Some patients have OA in one joint that may have resulted from a prior injury, but many OA patients have a more generalized form of the disease affecting multiple joints. The generalized form of OA is often the most challenging in terms of patient management.

Osteoarthritis is the most common adult joint disease, increasing in frequency and severity in all aging populations. The estimated U.S. prevalence is 20-40 million patients or 5 times that of rheumatoid arthritis. OA involvement of the hand, knee, hip and spine is common, with total knee replacements numbering over 250,000/yr and total hip replacements numbering over 150,000 per year in the U.S. alone. OA may involve a single joint or multiple joints in the same individual, with current therapy focused on pain relief as there is no FDA-approved therapy that arrests or reverses the joint deterioration. The etiology of OA is multifactorial involving both mechanical and biochemical factors. OA progression is associated with accelerated cartilage degradation leading to joint space narrowing, painful joint disruption, and functional compromise. The pattern of expression for OA in many ways mimics that of osteoporosis in that it is more common in women than in men, and it appears to be related to postmenopausal changes with hormone replacement therapy suppressing cartilage degradation.

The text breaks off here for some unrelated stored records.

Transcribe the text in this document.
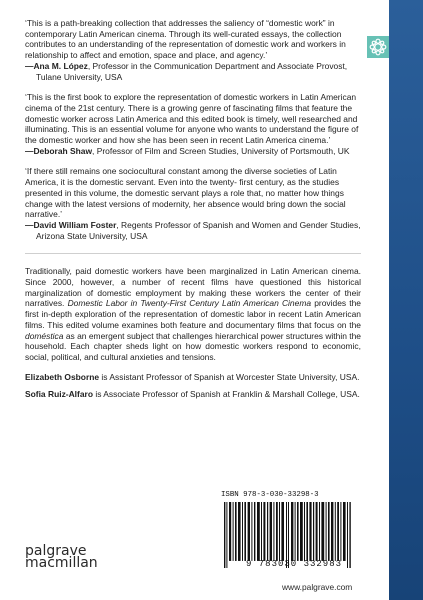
‘This is a path-breaking collection that addresses the saliency of “domestic work” in contemporary Latin American cinema. Through its well-curated essays, the collection contributes to an understanding of the representation of domestic work and workers in relationship to affect and emotion, space and place, and agency.’

—Ana M. López, Professor in the Communication Department and Associate Provost, Tulane University, USA

‘This is the first book to explore the representation of domestic workers in Latin American cinema of the 21st century. There is a growing genre of fascinating films that feature the domestic worker across Latin America and this edited book is timely, well researched and illuminating. This is an essential volume for anyone who wants to understand the figure of the domestic worker and how she has been seen in recent Latin America cinema.’

—Deborah Shaw, Professor of Film and Screen Studies, University of Portsmouth, UK

‘If there still remains one sociocultural constant among the diverse societies of Latin America, it is the domestic servant. Even into the twenty- first century, as the studies presented in this volume, the domestic servant plays a role that, no matter how things change with the latest versions of modernity, her absence would bring down the social narrative.’

—David William Foster, Regents Professor of Spanish and Women and Gender Studies, Arizona State University, USA

Traditionally, paid domestic workers have been marginalized in Latin American cinema. Since 2000, however, a number of recent films have questioned this historical marginalization of domestic employment by making these workers the center of their narratives. Domestic Labor in Twenty-First Century Latin American Cinema provides the first in-depth exploration of the representation of domestic labor in recent Latin American films. This edited volume examines both feature and documentary films that focus on the doméstica as an emergent subject that challenges hierarchical power structures within the household. Each chapter sheds light on how domestic workers respond to economic, social, political, and cultural anxieties and tensions.

Elizabeth Osborne is Assistant Professor of Spanish at Worcester State University, USA.

Sofia Ruiz-Alfaro is Associate Professor of Spanish at Franklin & Marshall College, USA.

ISBN 978-3-030-33298-3
9 783030 332983
palgrave
macmillan
www.palgrave.com
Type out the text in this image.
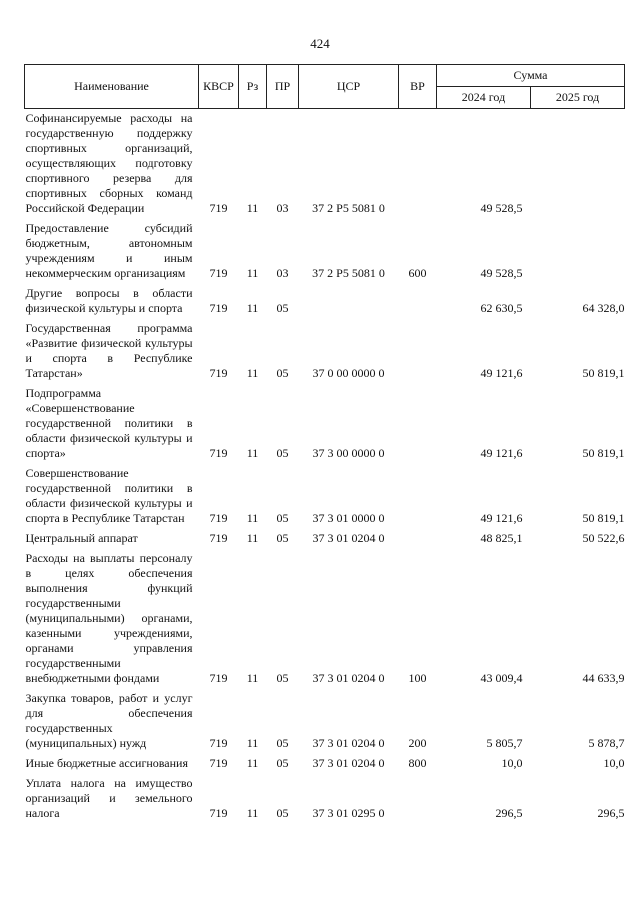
424
Наименование	КВСР	Рз	ПР	ЦСР	ВР	Сумма	
						2024 год	2025 год
Софинансируемые расходы на государственную поддержку спортивных организаций, осуществляющих подготовку спортивного резерва для спортивных сборных команд Российской Федерации	719	11	03	37 2 P5 5081 0		49 528,5	
Предоставление субсидий бюджетным, автономным учреждениям и иным некоммерческим организациям	719	11	03	37 2 P5 5081 0	600	49 528,5	
Другие вопросы в области физической культуры и спорта	719	11	05			62 630,5	64 328,0
Государственная программа «Развитие физической культуры и спорта в Республике Татарстан»	719	11	05	37 0 00 0000 0		49 121,6	50 819,1
Подпрограмма «Совершенствование государственной политики в области физической культуры и спорта»	719	11	05	37 3 00 0000 0		49 121,6	50 819,1
Совершенствование государственной политики в области физической культуры и спорта в Республике Татарстан	719	11	05	37 3 01 0000 0		49 121,6	50 819,1
Центральный аппарат	719	11	05	37 3 01 0204 0		48 825,1	50 522,6
Расходы на выплаты персоналу в целях обеспечения выполнения функций государственными (муниципальными) органами, казенными учреждениями, органами управления государственными внебюджетными фондами	719	11	05	37 3 01 0204 0	100	43 009,4	44 633,9
Закупка товаров, работ и услуг для обеспечения государственных (муниципальных) нужд	719	11	05	37 3 01 0204 0	200	5 805,7	5 878,7
Иные бюджетные ассигнования	719	11	05	37 3 01 0204 0	800	10,0	10,0
Уплата налога на имущество организаций и земельного налога	719	11	05	37 3 01 0295 0		296,5	296,5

OA disease progression is characterized by a proinflammatory gene expression pattern in cartilage and in joint synovium, with a reactive increase in bone density in the subchondral bone. Substantial data provide support for a central role of interleukin-1 in the pathogenesis of OA including animal susceptibility models and models of IL-1-targeted therapy.

On August 16, 2007, Interleukin Genetics announced that it has initiated a study on the genetics of osteoarthritis in collaboration with Dr. Steven Abramson, Director of the Division of Rheumatology at the Hospital for Joint Diseases of New York University Medical Center.